I know what I am not! I am not a conceptual artist. My world has always been one of experience and embodying what it is that I feel and have come to know.
My work is an ongoing expression of my daily relationship with the meditation practices of Bon Buddhism and my personal world. My interaction with the daily and ever-changing moments of desire, aversion and disconnection are the ‘working ground’ and the wellspring of these collages.
Creating these collages is my way of bringing the Buddhist teachings into the ‘dance of life’. Each represents the transformative possibilities in any given moment and I encourage the viewer as he/she stands in front of one of them, to take a moment, to breathe and connect to the open space of one’s mind (heart and mind are ‘one’ in the Tibetan tradition) before the dialogue begins.
For over forty years, as a Martha Graham-based modern dancer and master teacher, I pushed myself to go beyond perceived limitations and boundaries in the quest for absolute union of body, mind, and spirit.
My life in (and out of) the studio was a complex of relationships to the conscious and sub-conscious worlds.
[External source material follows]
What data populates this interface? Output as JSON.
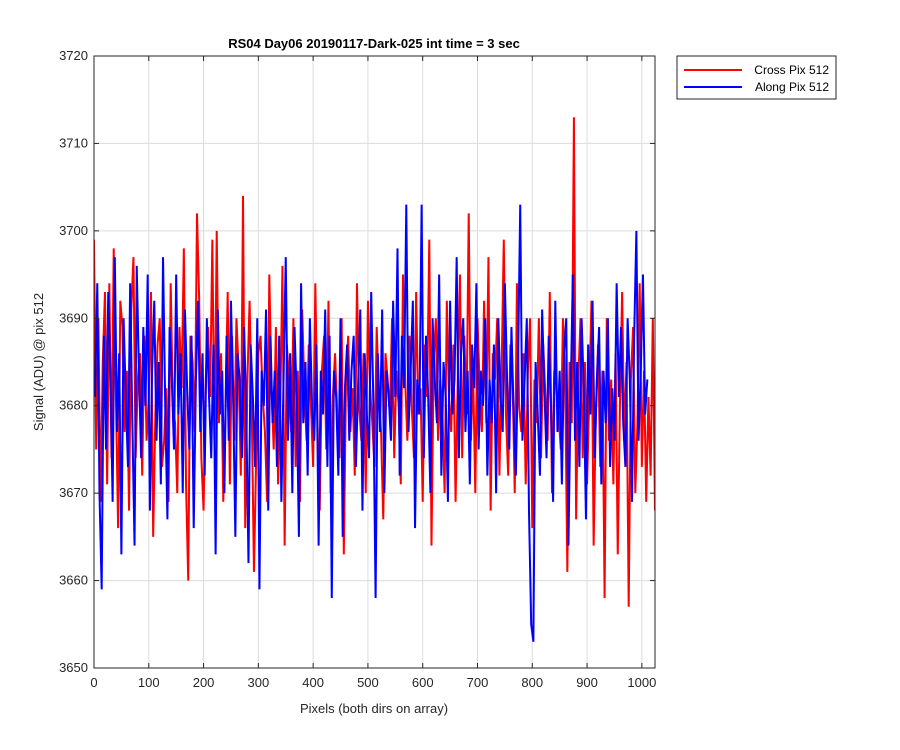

With bare feet upon a smooth wooden floor, I physically worked my way from the ground to standing – moving through space in diagonals, parallels and spirals – rising and falling – while metaphorically I embodied archetypes and the complexity of the human realm to the accompaniment of primal drums or an unbridled piano. My primary relationships were with the ground below me – mother earth – and the space through which I travelled. In dance, these elements and I became one. This was my language, my world that I had come to trust and know so well.
The extreme rigors of the career eventually took its toll on my body and I had to stop teaching. Devastated, I retreated, grieving the death of ‘me’ as I had known her for my whole life. It was during this time that I decided to make a personal commitment to deepen and strengthen my Tibetan Buddhist meditation studies of many years.
I enrolled in a personal-transformational program in the USA called The 3 Doors Academy, created by Tenzin Wangyal Rinpoche. In the program, using self-reflection, journaling, and daily formal and informal practices of Bon and Dzogchen meditation, the practitioner was required to embrace and transform personal challenges in the areas of self, family, and work/community. All in all, we had to complete 63 transformations, written and submitted over the course of 2 1/2 years.
During this intense process, I embraced my ‘lost self’, befriending and dissolving the grief, anger, fear, and personal angst about the loss of creative expression that was so vital to me and my loss of status and value in the ‘world’.
Over time I made peace with and let go of the need to ‘be a somebody’ and opened into the uncertainty of what was next. Immersing myself in beginner’s mind I began to choreograph and dance in a different way by making collages.